# Mike and Steve's B-Day Monrovia Brewery Ride Sat Nov 16th 6:00pm



## fordmike65 (Nov 5, 2019)

It's our B-days this month and what better way to celebrate than riding bikes with our buds to all the local breweries! We meet up at Overtown Brewery at 6:00 for a cold delicious beer, then ride down to Pacific Plate just a couple miles South. Back up North a bit right by the Monrovia Goldline Station to Hop Secret. Depending on the group consensus, we either ride a couple more miles to Mt. Lowe for another...or we can jump on the Goldline and get off in Arcadia just a couple blocks from the brewery. Then back East to Monrovia where we cap off the night in Old Town for dinner & drinks.  @Vintage Paintworx  & I did this very ride a couple months ago & had a great time. Hope you can make it!

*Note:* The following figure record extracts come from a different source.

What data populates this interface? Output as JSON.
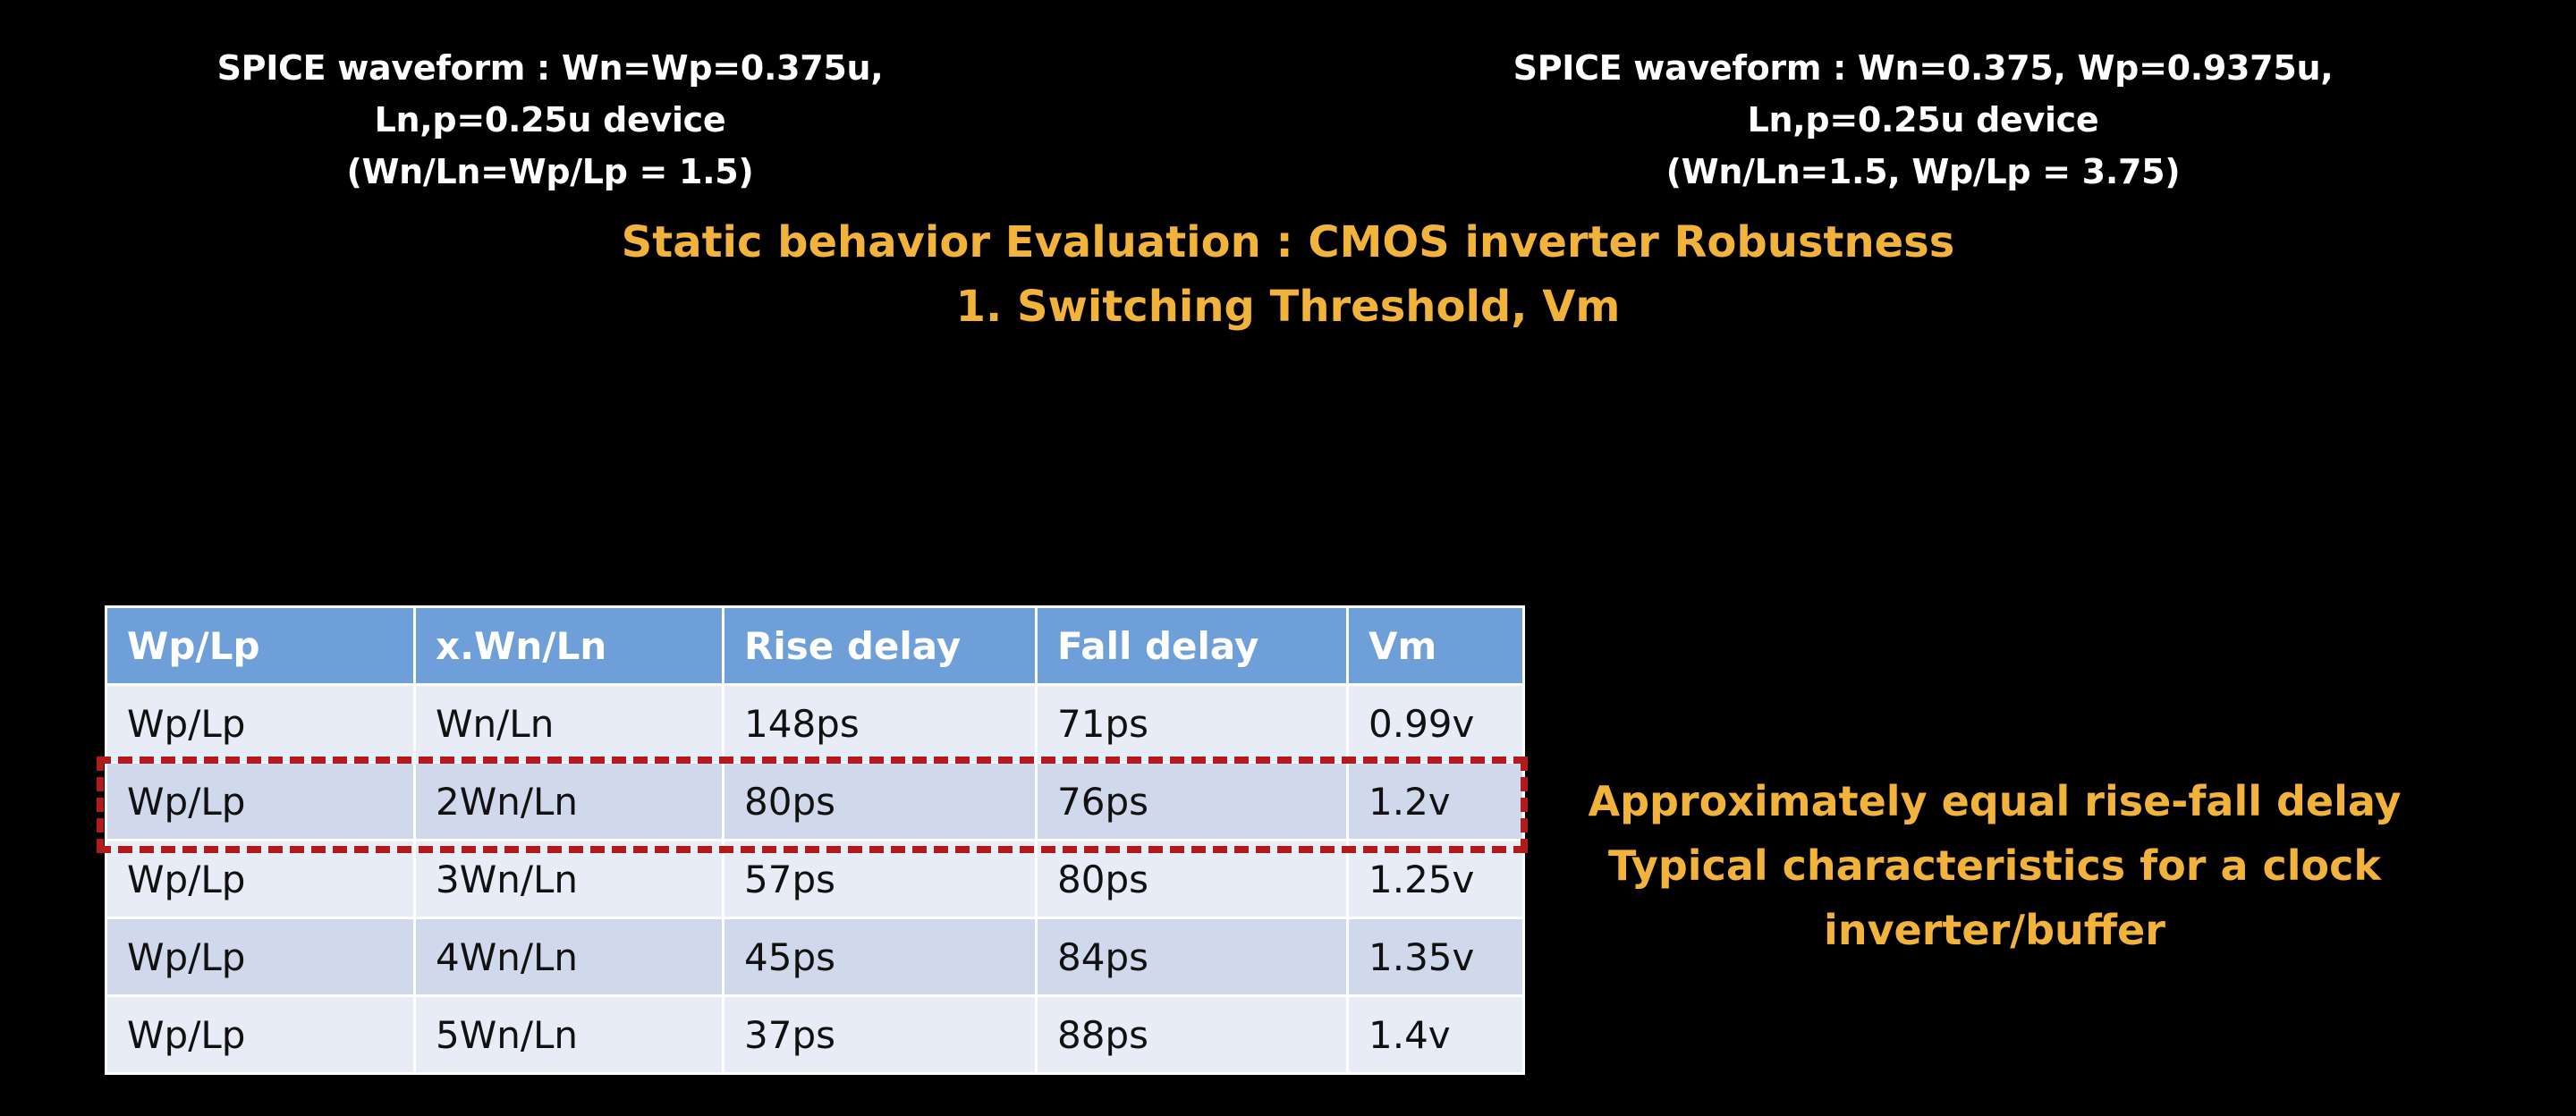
{
  "captions": {
    "left": {
      "line1": "SPICE waveform : Wn=Wp=0.375u,",
      "line2": "Ln,p=0.25u device",
      "line3": "(Wn/Ln=Wp/Lp = 1.5)"
    },
    "right": {
      "line1": "SPICE waveform : Wn=0.375, Wp=0.9375u,",
      "line2": "Ln,p=0.25u device",
      "line3": "(Wn/Ln=1.5, Wp/Lp = 3.75)"
    }
  },
  "title": {
    "line1": "Static behavior Evaluation : CMOS inverter Robustness",
    "line2": "1. Switching Threshold, Vm"
  },
  "table": {
    "headers": [
      "Wp/Lp",
      "x.Wn/Ln",
      "Rise delay",
      "Fall delay",
      "Vm"
    ],
    "rows": [
      [
        "Wp/Lp",
        "Wn/Ln",
        "148ps",
        "71ps",
        "0.99v"
      ],
      [
        "Wp/Lp",
        "2Wn/Ln",
        "80ps",
        "76ps",
        "1.2v"
      ],
      [
        "Wp/Lp",
        "3Wn/Ln",
        "57ps",
        "80ps",
        "1.25v"
      ],
      [
        "Wp/Lp",
        "4Wn/Ln",
        "45ps",
        "84ps",
        "1.35v"
      ],
      [
        "Wp/Lp",
        "5Wn/Ln",
        "37ps",
        "88ps",
        "1.4v"
      ]
    ],
    "highlighted_row": 1
  },
  "note": {
    "line1": "Approximately equal rise-fall delay",
    "line2": "Typical characteristics for a clock",
    "line3": "inverter/buffer"
  },
  "colors": {
    "background": "#000000",
    "title_accent": "#f2b33d",
    "header_fill": "#6f9fd8",
    "row_light": "#e7ecf6",
    "row_dark": "#d0d9ec",
    "highlight_border": "#b11b1b"
  }
}
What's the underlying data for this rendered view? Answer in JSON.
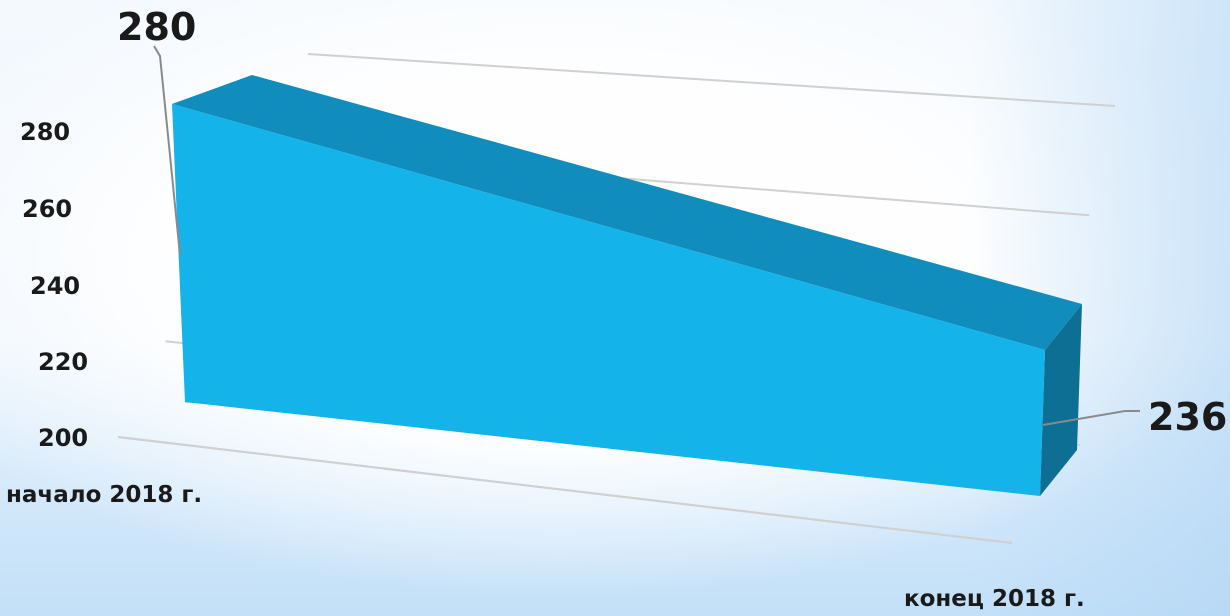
{
  "chart_data": {
    "type": "area",
    "categories": [
      "начало 2018 г.",
      "конец 2018 г."
    ],
    "values": [
      280,
      236
    ],
    "data_labels": [
      "280",
      "236"
    ],
    "ylim": [
      200,
      280
    ],
    "yticks": [
      "200",
      "220",
      "240",
      "260",
      "280"
    ],
    "grid": true,
    "three_d": true,
    "colors": {
      "front": "#14b3ea",
      "top": "#118dbd",
      "side": "#0c6f93",
      "grid": "#d0d0d0",
      "leader": "#8a8a8a"
    }
  }
}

						What bike did you ride today? | General Discussion About Old Bicycles
					

Great photos of some lovely machines! I like your red & white bike.




					thecabe.com
				




@Over Town Brewing Co.
@Velocipedist Co.
@cyclonecoaster.com
@lulu
@rustjunkie
@Vintage Paintworx
@39zep


----------



## cyclonecoaster.com (Nov 6, 2019)

*WOW ... 6:00 am is a early start .... 

I know it has to be six at night  ... but it sounds like a good day & a great place to have a cold one on your birthday  .. Ridden not Hidden *


----------



## kreika (Nov 6, 2019)

Wish I could make it. Happy Brewthday!


----------



## Nashman (Nov 6, 2019)

Have one for me at every stop. Happy Birthday, and many more returns!!


----------



## fordmike65 (Nov 6, 2019)

cyclonecoaster.com said:


> *WOW ... 6:00 am is a early start ....  ... sounds like a good day though .. Ridden not Hidden *



6:00 *PM.... *But 6:00am would work...if I didn't have too


----------



## bricycle (Nov 6, 2019)

Hmmmm, Mikes Birthday AGAIN??? kool, you guys have fun. And be safe!!


----------



## mrg (Nov 6, 2019)

What, no Birthday BBQ ride!


----------



## fordmike65 (Nov 12, 2019)

See you there..... Cheers!


----------



## mrg (Nov 12, 2019)

Have fun guys, if it was a day ride I'd be there, oh here's Mike ( on the left ) a few Bdays ago and don't want to give away the other guy but think you know who!


----------



## fordmike65 (Nov 15, 2019)

@Velocipedist Co.


----------



## tripple3 (Nov 16, 2019)

Hey now; Happy birthday Mike & Steve!
Your Event is a "Sticky"!
I am pretty sure this will go way past my bed-time.
Have Fun!


----------



## fordmike65 (Nov 16, 2019)

Brewery hopper ready for tonight


----------



## fordmike65 (Nov 16, 2019)

I should add that hills will be VERY minimal on this ride. If we end up taking the Goldline from Monrovia to Arcadia, there will be NO hills. See you there...


----------



## fordmike65 (Nov 16, 2019)

1st stop...Overtown


----------



## fordmike65 (Nov 16, 2019)

2nd....Pacific Plate


----------



## Blue klunker 5 (Nov 16, 2019)

mrg said:


> Have fun guys, if it was a day ride I'd be there, oh here's Mike ( on the left ) a few Bdays ago and don't want to give away the other guy but think you know who!
> View attachment 1095294



I’m Johnny Strabler and I have the trophy!


----------



## Blue klunker 5 (Nov 16, 2019)

kreika said:


> Wish I could make it. Happy Brewthday!



Puts kreika


----------



## Blue klunker 5 (Nov 16, 2019)

Blue klunker 5 said:


> Puts kreika



Odd name.


----------



## fordmike65 (Nov 17, 2019)

Hop Secret closed early...so Goldline to Mt.Lowe it is...


----------



## fordmike65 (Nov 17, 2019)

Capped off the night at First Cabin with a couple Jack & Cokes. Good times...


----------



## Velocipedist Co. (Nov 18, 2019)




----------



## Velocipedist Co. (Nov 18, 2019)

Late post.. sorry.  Great weekend riding bikes, celebrating birthdays, drinking soda pops, staying out late.  Thanks for the awesome ride!


----------



## mrg (Nov 18, 2019)

Looks like a fun birthday guys!, Mike then & now


----------



## kreika (Nov 18, 2019)

Blue klunker 5 said:


> Odd name.




I’d prefer poots kreika but whatever.


----------